Seguro que tienes hambre.
Tras
varias intentonas, la mujer consiguió levantarse y se arrastró a la
cocina, acompañada del crujir de sus huesos. Cogió un platito de
leche, abrió la ventana y lo colocó en la repisa. En estas,
el abuelito se despertó con uno de sus resoplidos finales tras una
serie de resuellos in
crescendo. Antes
de que pudiera desperezarse, el gatito se coló en la casa, corrió
hacia él y se sentó en su regazo. Éste
se rio y lo besó en la cabecita como si se tratara de Julián. Se le
escapó una lágrima.
—Con
esos bigotes que tienes, te vas a llamar Bigotitos.
Y
así el animal, sin saberlo (o quizás sabiéndolo ya) pasó a formar
parte de la vida rutinaria de los abuelitos. El felino campaba a sus
anchas por todas las partes de la casa, menos una habitación, que
siempre estaba cerrada.
Los
ancianitos dormían en un cuarto pequeño, en un colchón cubierto de
edredones y mantas, que el animal adoptó como cama. Allí se
hundía por las noches entre los dos cuerpos enjutos, arropándose
con su calor, dejando que las manos de sus dos dueños lo masajearan
mientras él ronroneaba. Sucedió que al felino le gustaba mucho
estirarse.

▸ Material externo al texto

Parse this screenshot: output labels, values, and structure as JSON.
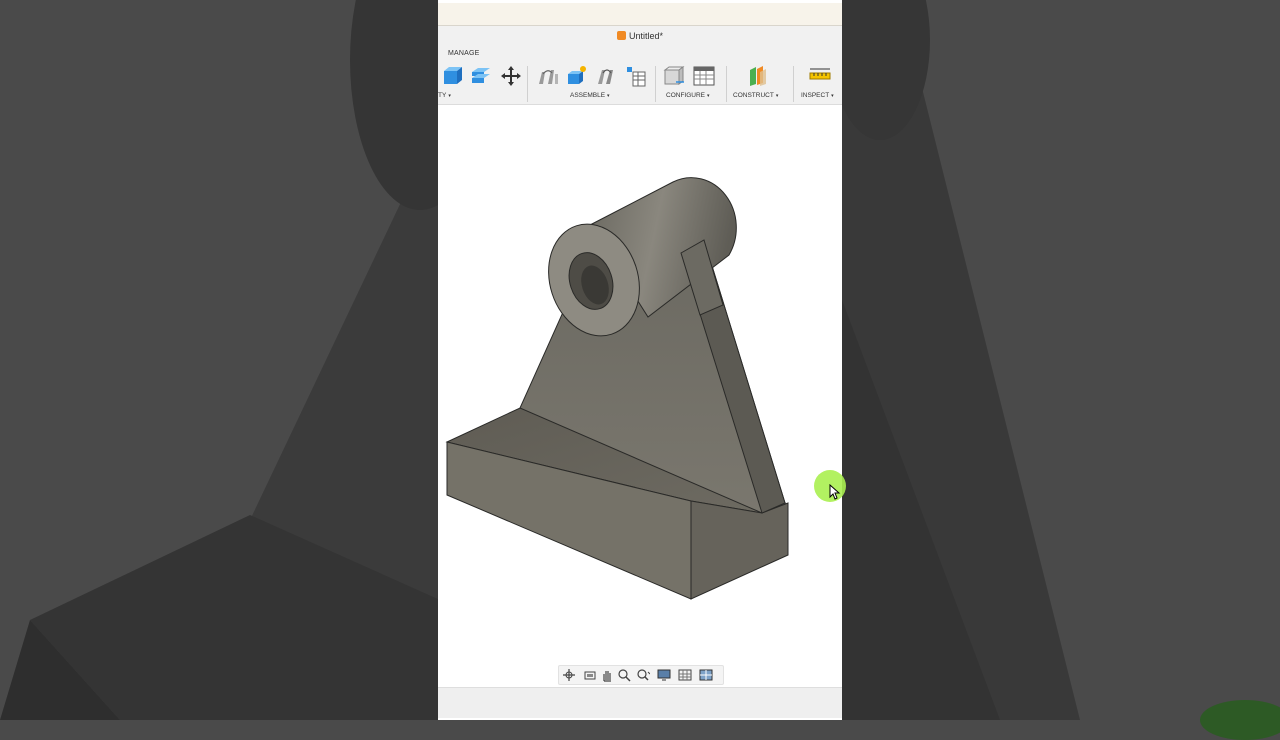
{
  "window": {
    "title": "Untitled*"
  },
  "ribbon": {
    "tab_label": "MANAGE",
    "groups": [
      {
        "label": "TY",
        "has_dropdown": true
      },
      {
        "label": "ASSEMBLE",
        "has_dropdown": true
      },
      {
        "label": "CONFIGURE",
        "has_dropdown": true
      },
      {
        "label": "CONSTRUCT",
        "has_dropdown": true
      },
      {
        "label": "INSPECT",
        "has_dropdown": true
      }
    ],
    "dropdown_glyph": "▾"
  },
  "icons": {
    "modify_tools": [
      "box-icon",
      "stack-icon",
      "move-icon"
    ],
    "assemble_tools": [
      "joint-icon",
      "new-component-icon",
      "rigid-joint-icon",
      "table-icon"
    ],
    "configure_tools": [
      "configure-icon",
      "configure-table-icon"
    ],
    "construct_tools": [
      "plane-icon"
    ],
    "inspect_tools": [
      "measure-icon"
    ],
    "navigation": [
      "orbit-icon",
      "look-at-icon",
      "pan-icon",
      "zoom-icon",
      "fit-icon",
      "display-icon",
      "grid-icon",
      "viewports-icon"
    ]
  },
  "colors": {
    "accent_orange": "#f08a24",
    "part_gray": "#6e6c64",
    "cursor_highlight": "#aaf050"
  }
}
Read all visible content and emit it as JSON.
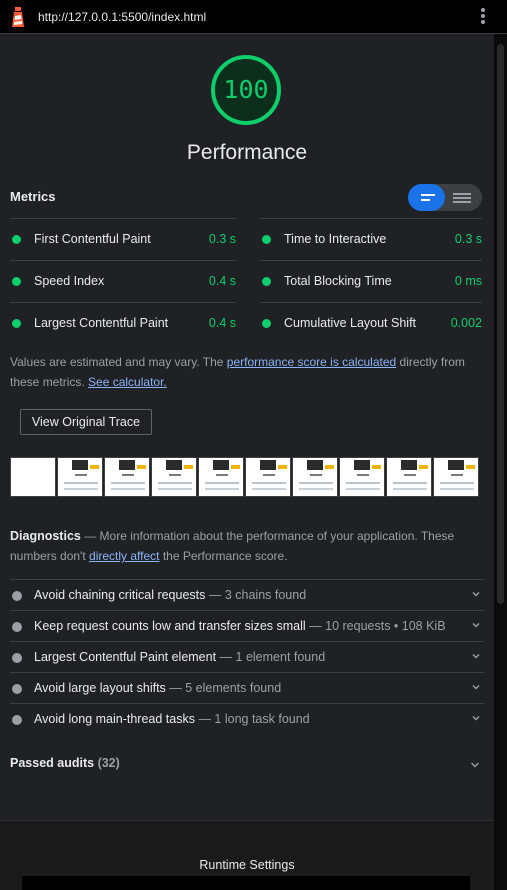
{
  "browser": {
    "url": "http://127.0.0.1:5500/index.html",
    "logo_icon": "lighthouse-icon",
    "menu_icon": "kebab-menu-icon"
  },
  "category": {
    "score": "100",
    "title": "Performance",
    "score_color": "#0cce6b"
  },
  "metrics": {
    "title": "Metrics",
    "view_toggle": {
      "active": "list-view-icon",
      "inactive": "table-view-icon",
      "accent": "#1a73e8"
    },
    "left": [
      {
        "label": "First Contentful Paint",
        "value": "0.3 s"
      },
      {
        "label": "Speed Index",
        "value": "0.4 s"
      },
      {
        "label": "Largest Contentful Paint",
        "value": "0.4 s"
      }
    ],
    "right": [
      {
        "label": "Time to Interactive",
        "value": "0.3 s"
      },
      {
        "label": "Total Blocking Time",
        "value": "0 ms"
      },
      {
        "label": "Cumulative Layout Shift",
        "value": "0.002"
      }
    ],
    "pass_color": "#0cce6b"
  },
  "note": {
    "text1": "Values are estimated and may vary. The ",
    "link1": "performance score is calculated",
    "text2": " directly from these metrics. ",
    "link2": "See calculator."
  },
  "trace_button": "View Original Trace",
  "diagnostics": {
    "title": "Diagnostics",
    "dash": " — ",
    "desc1": "More information about the performance of your application. These numbers don't ",
    "link": "directly affect",
    "desc2": " the Performance score.",
    "audits": [
      {
        "title": "Avoid chaining critical requests",
        "detail": "3 chains found"
      },
      {
        "title": "Keep request counts low and transfer sizes small",
        "detail": "10 requests • 108 KiB"
      },
      {
        "title": "Largest Contentful Paint element",
        "detail": "1 element found"
      },
      {
        "title": "Avoid large layout shifts",
        "detail": "5 elements found"
      },
      {
        "title": "Avoid long main-thread tasks",
        "detail": "1 long task found"
      }
    ]
  },
  "passed": {
    "label": "Passed audits",
    "count": "(32)"
  },
  "footer": {
    "title": "Runtime Settings"
  }
}
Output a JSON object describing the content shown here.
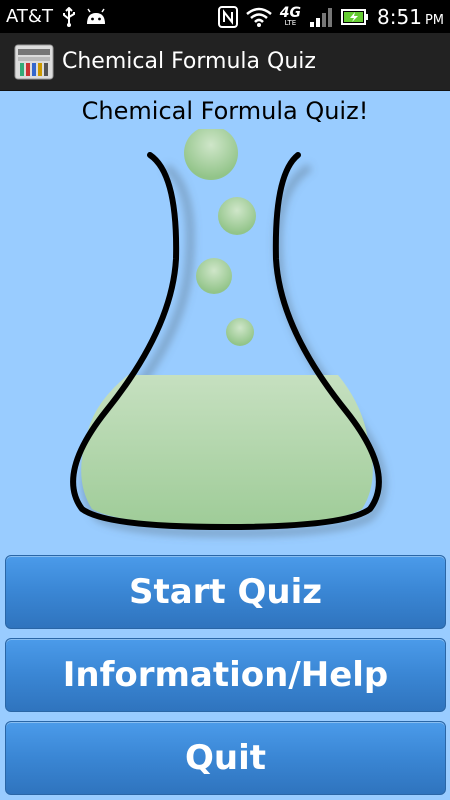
{
  "status_bar": {
    "carrier": "AT&T",
    "network_label": "4G",
    "network_sub": "LTE",
    "time": "8:51",
    "ampm": "PM",
    "battery_color": "#66cc33"
  },
  "action_bar": {
    "title": "Chemical Formula Quiz"
  },
  "main": {
    "title": "Chemical Formula Quiz!",
    "liquid_color": "#b8d8b2",
    "bubble_color": "#a9d2a0",
    "buttons": {
      "start": "Start Quiz",
      "info": "Information/Help",
      "quit": "Quit"
    }
  },
  "colors": {
    "background": "#99ccff",
    "button": "#3a86d4"
  }
}
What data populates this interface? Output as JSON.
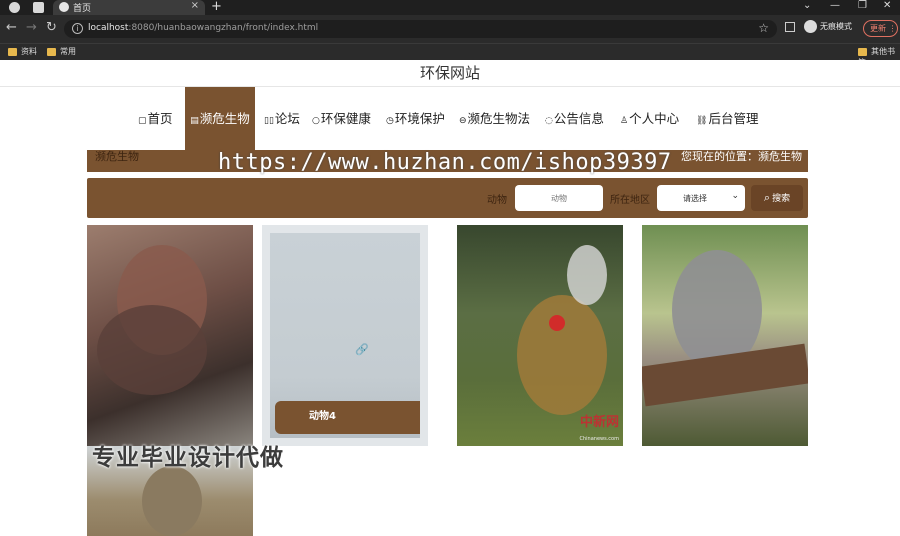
{
  "browser": {
    "tab_title": "首页",
    "url_host": "localhost",
    "url_rest": ":8080/huanbaowangzhan/front/index.html",
    "incognito_label": "无痕模式",
    "update_label": "更新",
    "bookmarks": [
      "资料",
      "常用"
    ],
    "bookmark_right": "其他书签"
  },
  "site": {
    "title": "环保网站"
  },
  "nav": {
    "items": [
      {
        "label": "首页",
        "icon": "home-icon"
      },
      {
        "label": "濒危生物",
        "icon": "list-icon"
      },
      {
        "label": "论坛",
        "icon": "forum-icon"
      },
      {
        "label": "环保健康",
        "icon": "health-icon"
      },
      {
        "label": "环境保护",
        "icon": "env-icon"
      },
      {
        "label": "濒危生物法",
        "icon": "law-icon"
      },
      {
        "label": "公告信息",
        "icon": "notice-icon"
      },
      {
        "label": "个人中心",
        "icon": "user-icon"
      },
      {
        "label": "后台管理",
        "icon": "link-icon"
      }
    ],
    "active_index": 1
  },
  "breadcrumb": {
    "left": "濒危生物",
    "right": "您现在的位置：濒危生物"
  },
  "watermark": "https://www.huzhan.com/ishop39397",
  "search": {
    "name_label": "动物",
    "name_placeholder": "动物",
    "region_label": "所在地区",
    "region_value": "请选择",
    "button_label": "搜索"
  },
  "cards": [
    {
      "name": "rhino"
    },
    {
      "name": "动物4"
    },
    {
      "name": "leopard",
      "source_mark": "中新网",
      "source_sub": "Chinanews.com"
    },
    {
      "name": "koala"
    },
    {
      "name": "wolf"
    }
  ],
  "banner": "专业毕业设计代做",
  "colors": {
    "brand_brown": "#7a5330",
    "button_brown": "#6a4426"
  }
}
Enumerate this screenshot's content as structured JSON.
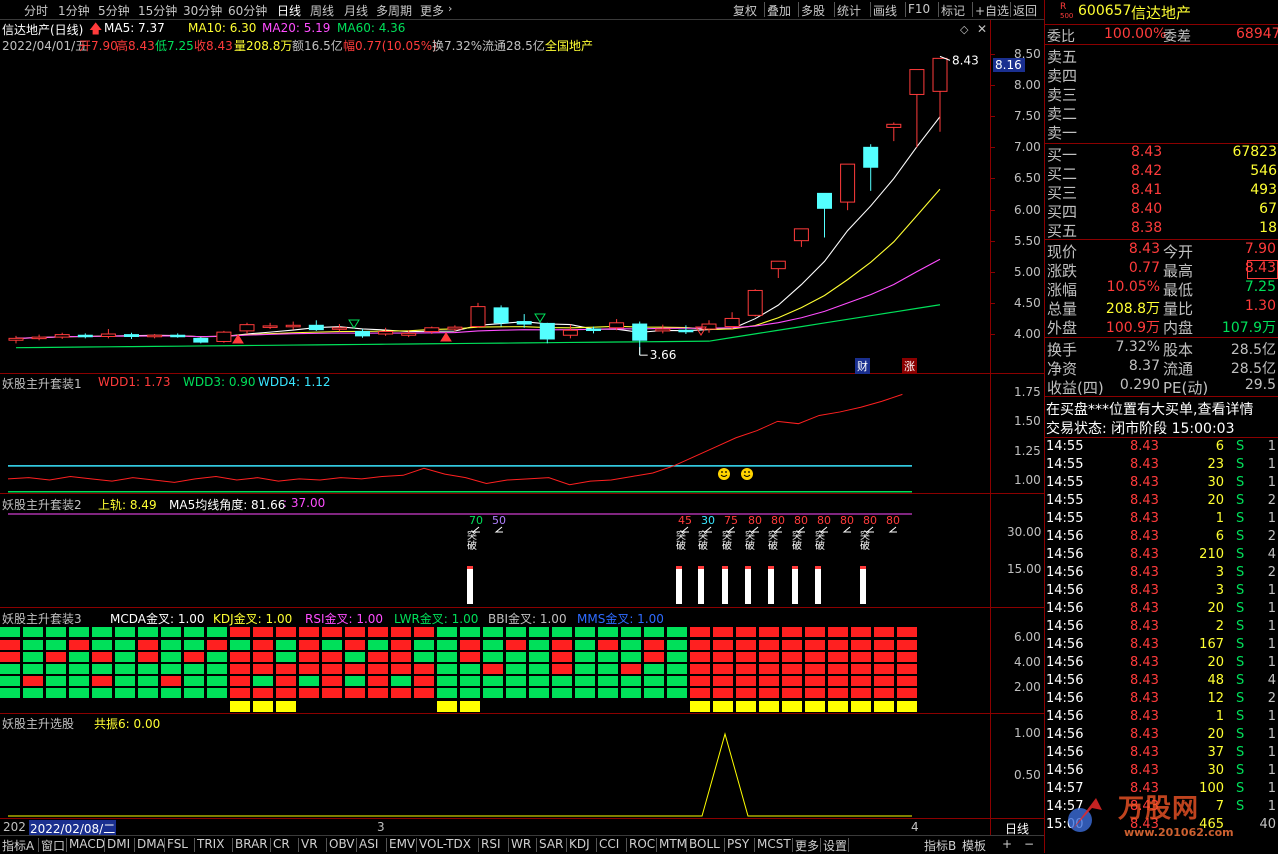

Y, para que el gatito estuviera cómodo y durmiera feliz,
sus dueños fueron yéndose cada vez más a los bordes de la cama,
dejando un espacio en el centro (más grande que sus propios
cuerpos).
Tenía
el felino su lugar en el baño con su comidita y bebida: un platito
con el pienso duro, que llenaba la mujer todas las mañanas con
galletitas de pollo, y otro platito para comida blanda de lata. Un
tercer cuenco se encontraba lleno de agua. Pero a Bigotitos le
gustaba mucho la comida, y no se conformaba con las galletitas
saladas de pollo. Con dos maullidos con tono de pena y una mirada
impasible con la cabeza hacia arriba, conseguía que sus platos se
rellenaran de nuevo, esta vez, además, con sopas suculentas para
gato y hasta trocitos de jamón. Si en vez de los maullidos, se
tiraba al suelo y daba varias volteretas, el efecto era mayor, pues
recibía ración triple aliñada de caricias. Sólo por hoy, no te
vamos a consentir, le decían a modo de reprimenda sus dueños,
mientras la escena se repetía cada día. Por las tardes el animal se
sentaba en el regazo de la viejita o el viejito, al son de los
sonidos ensordecedores del televisor, cuyas ondas atravesaban su
cuerpo y lo hacían vibrar a modo de masaje. Y entre los ronquidos,
los sonoros pedos del matrimonio y la voz del televisor, dormían los
tres en una sincronización perfecta.
Sucedió
que Bigotitos engordó cada vez más: sus huesos se alargaron, sus
carnes colgaban de éstos lustrosas, y los abuelitos lo contemplaban
con orgullo, sabiendo que eso era fruto de su buen cuidado. Lo cogían
en brazos y le daban besitos. El abuelito lo cepillaba todos los
días, le ponía cremita en las orejas por si le daba demasiado el
sol. La abuelita llegó a desarrollar una habilidad tremenda para
agacharse y recoger una pelotita de goma con la que el felino jugaba
y que le encantaba perseguir. También comenzó a tejer, algo que
había dejado de lado después de lo de Julián.
Hizo
primero una manta con lana muy suave, donde incrustó las letras de
BIGOTITOS, luego un gorrito y unos calcetines por si salía de paseo
por el jardín, no fuera a enfriarse. Guantes, una bufanda, un
protector del frío para la colita… La mujercita reía y
fantaseaba, bordaba prendas de diferentes colores, para que fuera
conjuntado. Su cabeza ardía de ideas de diseño de ropa que había
acumulado durante años, pero que enterró en el dolor del olvido,
por lo que ellos dos ya sabían y siempre callaban.
—Es
un milagro que esto esté ocurriendo, ¿verdad?
Y
el ancianito asentía.
El
felino comía tanto que creció hasta el punto de ocupar una silla
entera, y tenía tanta fuerza en las patas y en el lomo que era capaz
de andar sólo con las dos traseras, erguido, y con la cabeza bien
alta. Sus bigotes se volvieron tan largos que su dueña se los cortó.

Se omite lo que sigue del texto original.